La France ne fait pas partie des pays visés. En fait, dans la tactique allemande, dont on ne sait pas si c’est de concert avec les autorités françaises, son rôle est celui d’un régulateur via les importations. On voit qu’au plus fort de la nuit, elles ont atteint presque 4 GW. Et pour garder une flexibilité qu’elle n’a plus elle-même, elle importe et exporte en même temps à certaines périodes.

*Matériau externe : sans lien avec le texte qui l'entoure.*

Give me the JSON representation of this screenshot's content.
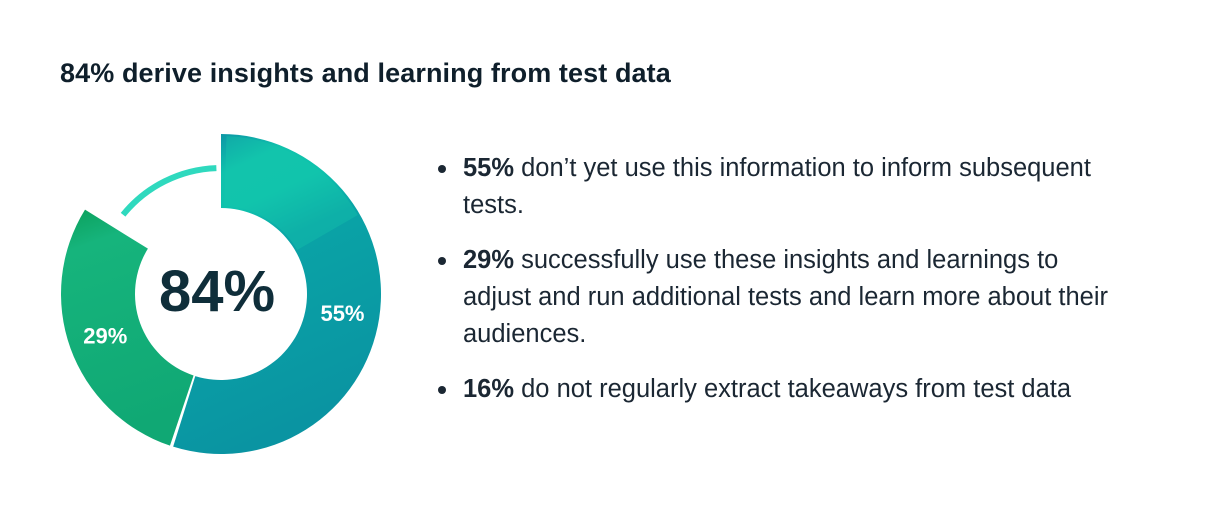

Et l’Allemagne se sert ensuite de la diminution de ces importations calées sur la pente ascendante du solaire et l’éolien pour s’en sortir, en plus de ses exports. Et c’est évidemment du nucléaire français qu’elle importe car il est bon marché. Faire faire le yo-yo à ses centrales à charbon et à gaz lui serait bien plus coûteux. Il est plus avantageux de le faire faire aux autres.

L’Europe au service de l’Allemagne

Entre les imports français et les exports vers le reste de l’Europe, l’excursion totale de régulation du réseau allemand st donc de plus de 15 GW : près de 30 % de la charge ! Tout le monde en Europe contribue à faire de l’Allemagne le meilleur élève de l’Europe en matière de réduction de ses émissions. Quel altruisme !

Mais le réseau européen est en grand danger : en été pour avoir trop de capacités, en hiver pour n’en n’avoir pas assez.